Considering the 90-day investment horizon WNS Holdings is expected to under-perform the Innodata. But the stock apears to be less risky and, when comparing its historical volatility, WNS Holdings is 3.14 times less risky than Innodata. The stock trades about -0.04 of its potential returns per unit of risk. The Innodata is currently generating about 0.1 of returns per unit of risk over similar time horizon. If you would invest  327.00  in Innodata on October 4, 2024 and sell it today you would earn a total of  3,623  from holding Innodata or generate 1107.95% return on investment over 90 days.
Time Period3 Months [change]
DirectionMoves Together 
StrengthVery Weak
Accuracy100.0%
ValuesDaily Returns

WNS Holdings  vs.  Innodata

 Performance 
       Timeline  
WNS Holdings 

Risk-Adjusted Performance

0 of 100

 
Weak
 
Strong
Very Weak
Over the last 90 days WNS Holdings has generated negative risk-adjusted returns adding no value to investors with long positions. In spite of comparatively stable basic indicators, WNS Holdings is not utilizing all of its potentials. The current stock price uproar, may contribute to short-horizon losses for the private investors.
Innodata 

Risk-Adjusted Performance

13 of 100

 
Weak
 
Strong
Good
Compared to the overall equity markets, risk-adjusted returns on investments in Innodata are ranked lower than 13 (%) of all global equities and portfolios over the last 90 days. In spite of rather fragile basic indicators, Innodata exhibited solid returns over the last few months and may actually be approaching a breakup point.

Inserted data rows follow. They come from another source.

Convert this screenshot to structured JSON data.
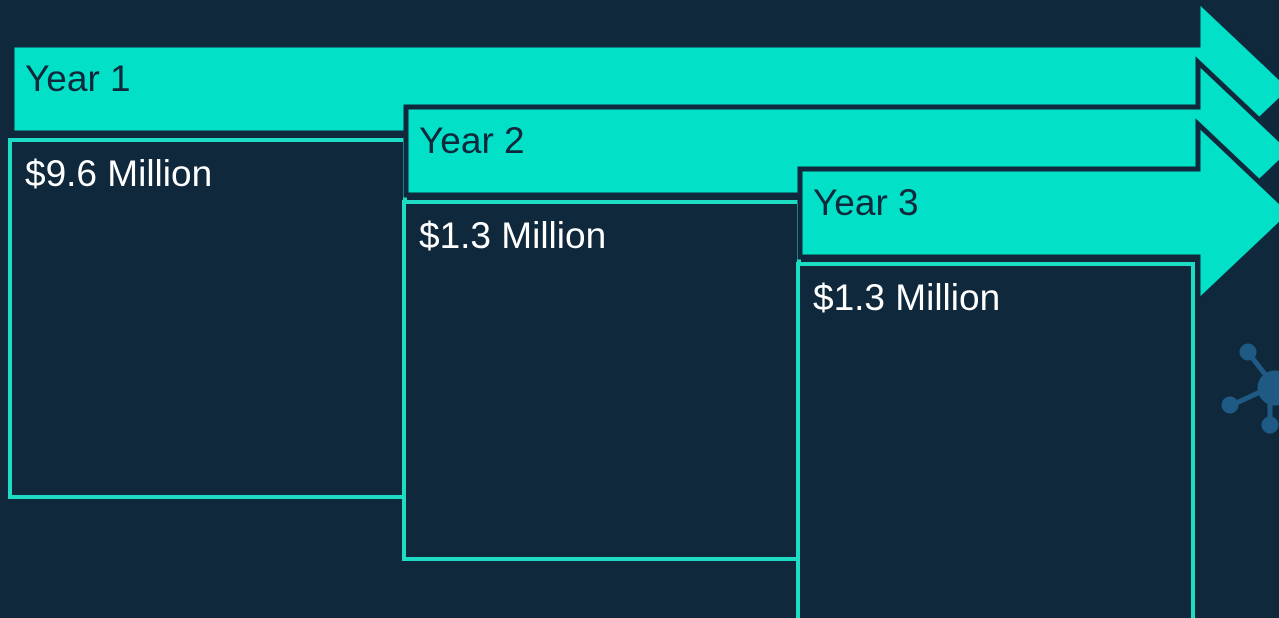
{
  "steps": [
    {
      "label": "Year 1",
      "value": "$9.6 Million"
    },
    {
      "label": "Year 2",
      "value": "$1.3 Million"
    },
    {
      "label": "Year 3",
      "value": "$1.3 Million"
    }
  ]
}
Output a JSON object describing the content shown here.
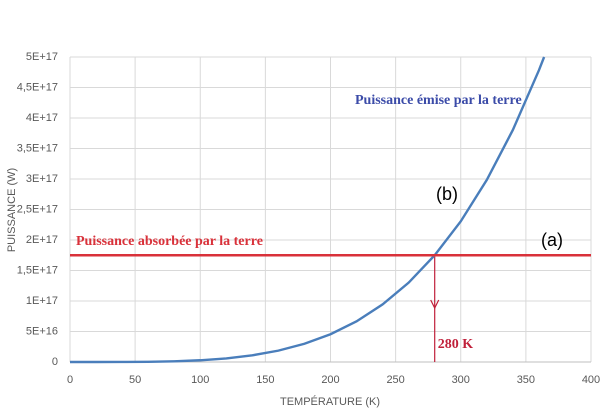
{
  "chart_data": {
    "type": "line",
    "xlabel": "TEMPÉRATURE (K)",
    "ylabel": "PUISSANCE (W)",
    "xlim": [
      0,
      400
    ],
    "xticks": [
      0,
      50,
      100,
      150,
      200,
      250,
      300,
      350,
      400
    ],
    "ylim": [
      0,
      5e+17
    ],
    "yticks": [
      0,
      {
        "value": 5e+16,
        "label": "5E+16"
      },
      {
        "value": 1e+17,
        "label": "1E+17"
      },
      {
        "value": 1.5e+17,
        "label": "1,5E+17"
      },
      {
        "value": 2e+17,
        "label": "2E+17"
      },
      {
        "value": 2.5e+17,
        "label": "2,5E+17"
      },
      {
        "value": 3e+17,
        "label": "3E+17"
      },
      {
        "value": 3.5e+17,
        "label": "3,5E+17"
      },
      {
        "value": 4e+17,
        "label": "4E+17"
      },
      {
        "value": 4.5e+17,
        "label": "4,5E+17"
      },
      {
        "value": 5e+17,
        "label": "5E+17"
      }
    ],
    "grid": true,
    "series": [
      {
        "name": "Puissance émise par la terre",
        "color": "#4a7ebb",
        "x": [
          0,
          20,
          40,
          60,
          80,
          100,
          120,
          140,
          160,
          180,
          200,
          220,
          240,
          260,
          280,
          300,
          320,
          340,
          360,
          364
        ],
        "values": [
          0,
          4560000000000.0,
          72900000000000.0,
          369000000000000.0,
          1166000000000000.0,
          2850000000000000.0,
          5900000000000000.0,
          1.094e+16,
          1.866e+16,
          2.989e+16,
          4.555e+16,
          6.669e+16,
          9.446e+16,
          1.301e+17,
          1.75e+17,
          2.306e+17,
          2.985e+17,
          3.804e+17,
          4.782e+17,
          5e+17
        ],
        "tag": "(b)"
      },
      {
        "name": "Puissance absorbée par la terre",
        "color": "#d9313a",
        "x": [
          0,
          400
        ],
        "values": [
          1.75e+17,
          1.75e+17
        ],
        "tag": "(a)"
      }
    ],
    "drop_line": {
      "x": 280,
      "label": "280 K",
      "color": "#c0203a"
    }
  }
}
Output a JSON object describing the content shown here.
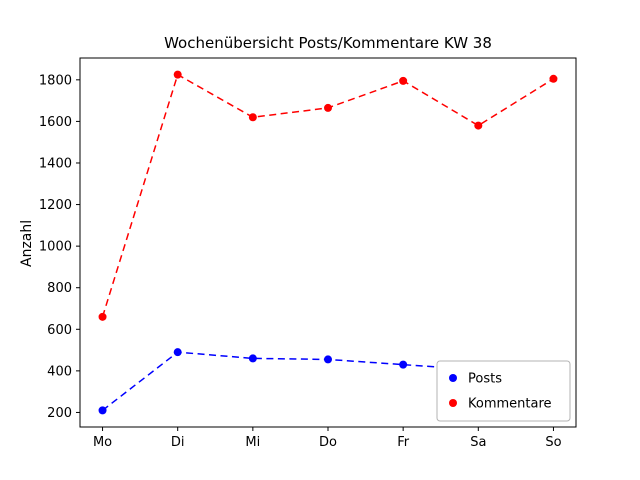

WNS Holdings and Innodata Volatility Contrast

   Predicted Return Density   
       Returns  

Pair Trading with WNS Holdings and Innodata

The main advantage of trading using opposite WNS Holdings and Innodata positions is that it hedges away some unsystematic risk. Because of two separate transactions, even if WNS Holdings position performs unexpectedly, Innodata can make up some of the losses. Pair trading also minimizes risk from directional movements in the market. For example, if an entire industry or sector drops because of unexpected headlines, the short position in Innodata will offset losses from the drop in Innodata's long position.
The idea behind WNS Holdings and Innodata pairs trading is to make the combined position market-neutral, meaning the overall market's direction will not affect its win or loss (or potential downside or upside). This can be achieved by designing a pairs trade with two highly correlated stocks or equities that operate in a similar space or sector, making it possible to obtain profits through simple and relatively low-risk investment.
Check out your portfolio center.
Note that this page's information should be used as a complementary analysis to find the right mix of equity instruments to add to your existing portfolios or create a brand new portfolio. You can also try the Portfolio Analyzer module to portfolio analysis module that provides access to portfolio diagnostics and optimization engine.